Ele mesmo afirma, que estes afetos imobilizadores do sujeito partem de uma premissa equivocada de um futuro como uma derivação previsível do presente. Sem considerar, mesmo que fosse possível prever bons e maus eventos vindouros, que nós mesmos somos sujeitos em movimento, sendo que nosso eu-futuro em sua diferença ao eu-contemporâneo não necessariamente guardará coerência às suas opiniões e decisões correntes.
Meu medo meu mestre
O medo é elemento constitutivo e presente nos sujeitos conforme mesmo Freud nos antecipou e nos apresenta na ameaça na decrepitude do nosso corpo, relações com nossos semelhantes e nossa existência no mundo e suas ameaças[ii].
O medo em relação ao futuro em tempos passados era aliviado pelas verdades da aristocracia e religião, que de alguma forma fixavam o futuro no presente, mantendo a rigidez e a baixa movimentação.
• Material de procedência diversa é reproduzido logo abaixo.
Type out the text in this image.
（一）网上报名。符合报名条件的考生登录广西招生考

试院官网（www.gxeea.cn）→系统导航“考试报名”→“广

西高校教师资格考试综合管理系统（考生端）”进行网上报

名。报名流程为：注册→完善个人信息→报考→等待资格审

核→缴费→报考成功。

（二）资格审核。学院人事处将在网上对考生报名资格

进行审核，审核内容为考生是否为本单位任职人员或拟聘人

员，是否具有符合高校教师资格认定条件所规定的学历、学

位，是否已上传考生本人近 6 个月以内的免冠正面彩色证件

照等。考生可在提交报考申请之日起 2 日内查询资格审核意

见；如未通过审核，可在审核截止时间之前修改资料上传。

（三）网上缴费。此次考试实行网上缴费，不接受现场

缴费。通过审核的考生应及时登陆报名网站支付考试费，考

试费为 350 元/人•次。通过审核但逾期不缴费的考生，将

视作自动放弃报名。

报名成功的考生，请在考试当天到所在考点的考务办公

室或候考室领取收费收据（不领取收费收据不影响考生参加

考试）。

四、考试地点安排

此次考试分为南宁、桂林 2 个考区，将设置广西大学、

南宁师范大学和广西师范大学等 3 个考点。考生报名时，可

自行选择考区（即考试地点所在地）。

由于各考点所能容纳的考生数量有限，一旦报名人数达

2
As tradições aristocráticas manteriam a estabilidade e o paraíso teológico nos ofereceria as benesses da vida eterna. Quando em meados dos século XIX a tradição e religião perderam parte de sua força, empurradas por duas Revoluções Industriais e uma burguesia ascendente, o pensamento científico positivista afastou as angústias com a promessa de sociedade dominada pela ciência e o conhecimento. A ciência, agora portadora da verdade pela técnica e racionalidade, chegaria às conclusões e revelações dos mistérios de um mundo decodificável.
Mais à frente, mesmo com os avanços científicos, a complexidade do mundo se impôs e a ciência, apesar dos seus avanços, falhou em aplacar nossas aflições. A complexidade do mundo atravessada pelo impossível, nos torna habitantes da cultura donde nem mesmo o tempo presente é capaz de nos oferecer garantias de estabilidade. Nossas certezas aristocráticas, teológicas ou científicas mostraram-se insistentemente ineficazes de nos fornecer as verdades necessárias ao domínio de nossas angústias existenciais, estamos expostos em carne viva e sem anteparos protetivos.
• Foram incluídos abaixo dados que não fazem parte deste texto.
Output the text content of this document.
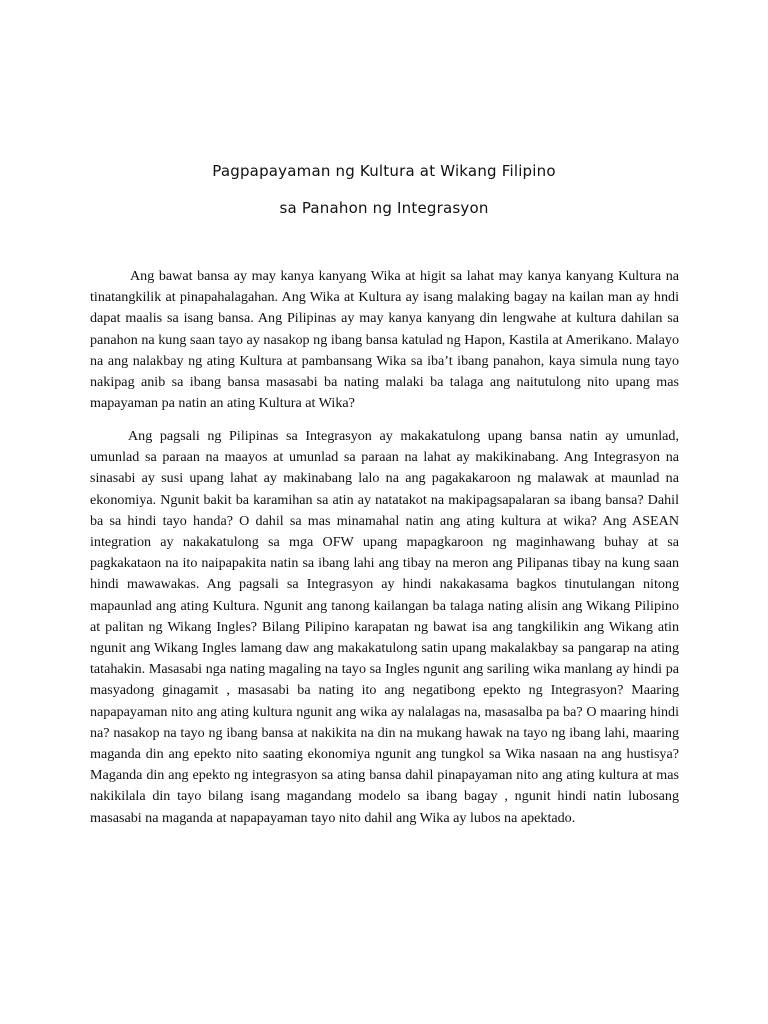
Pagpapayaman ng Kultura at Wikang Filipino
sa Panahon ng Integrasyon

Ang bawat bansa ay may kanya kanyang Wika at higit sa lahat may kanya kanyang Kultura na tinatangkilik at pinapahalagahan. Ang Wika at Kultura ay isang malaking bagay na kailan man ay hndi dapat maalis sa isang bansa. Ang Pilipinas ay may kanya kanyang din lengwahe at kultura dahilan sa panahon na kung saan tayo ay nasakop ng ibang bansa katulad ng Hapon, Kastila at Amerikano. Malayo na ang nalakbay ng ating Kultura at pambansang Wika sa iba’t ibang panahon, kaya simula nung tayo nakipag anib sa ibang bansa masasabi ba nating malaki ba talaga ang naitutulong nito upang mas mapayaman pa natin an ating Kultura at Wika?

Ang pagsali ng Pilipinas sa Integrasyon ay makakatulong upang bansa natin ay umunlad, umunlad sa paraan na maayos at umunlad sa paraan na lahat ay makikinabang. Ang Integrasyon na sinasabi ay susi upang lahat ay makinabang lalo na ang pagakakaroon ng malawak at maunlad na ekonomiya. Ngunit bakit ba karamihan sa atin ay natatakot na makipagsapalaran sa ibang bansa? Dahil ba sa hindi tayo handa? O dahil sa mas minamahal natin ang ating kultura at wika? Ang ASEAN integration ay nakakatulong sa mga OFW upang mapagkaroon ng maginhawang buhay at sa pagkakataon na ito naipapakita natin sa ibang lahi ang tibay na meron ang Pilipanas tibay na kung saan hindi mawawakas. Ang pagsali sa Integrasyon ay hindi nakakasama bagkos tinutulangan nitong mapaunlad ang ating Kultura. Ngunit ang tanong kailangan ba talaga nating alisin ang Wikang Pilipino at palitan ng Wikang Ingles? Bilang Pilipino karapatan ng bawat isa ang tangkilikin ang Wikang atin ngunit ang Wikang Ingles lamang daw ang makakatulong satin upang makalakbay sa pangarap na ating tatahakin. Masasabi nga nating magaling na tayo sa Ingles ngunit ang sariling wika manlang ay hindi pa masyadong ginagamit , masasabi ba nating ito ang negatibong epekto ng Integrasyon? Maaring napapayaman nito ang ating kultura ngunit ang wika ay nalalagas na, masasalba pa ba? O maaring hindi na? nasakop na tayo ng ibang bansa at nakikita na din na mukang hawak na tayo ng ibang lahi, maaring maganda din ang epekto nito saating ekonomiya ngunit ang tungkol sa Wika nasaan na ang hustisya? Maganda din ang epekto ng integrasyon sa ating bansa dahil pinapayaman nito ang ating kultura at mas nakikilala din tayo bilang isang magandang modelo sa ibang bagay , ngunit hindi natin lubosang masasabi na maganda at napapayaman tayo nito dahil ang Wika ay lubos na apektado.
O mundo regulado por um sistema capitalista hegemônico, pós queda do muro de Berlim e o colapso da maioria dos sistemas de bem estar social, não abre espaço a sonhos e utopias. Cabe ao sujeito buscar suas próprias alternativas, segundo as leis da meritocracia, via concorrência individual e com pouco ou nenhuma proteção estatal.
Este sujeito desamparado deve cuidar de si por conta própria ou delegar a terceiros protetores, tais como as grandes corporações, os poderes instituídos, os líderes políticos ou religiosos. Em contrapartida, ele oferece obediência aos preceitos de seus líderes em troca de um lugar entre irmãos e proteção que aliviem seu sofrimento, financiando uma fantasia que mascara seu real desamparo.
Esperança mortífera
Aliada do medo na imobilização do sujeito em suas expectativas em relação ao futuro, Safatle no mesmo programa cita a esperança. Lacan[iii] já nos apontava seus riscos, entretanto o discurso capitalista não cansa de tentar nos convencer do contrário, quando segundo sua lógica meritocrática, o trabalho dedicado justifica a esperança de futuros sempre jubilosos.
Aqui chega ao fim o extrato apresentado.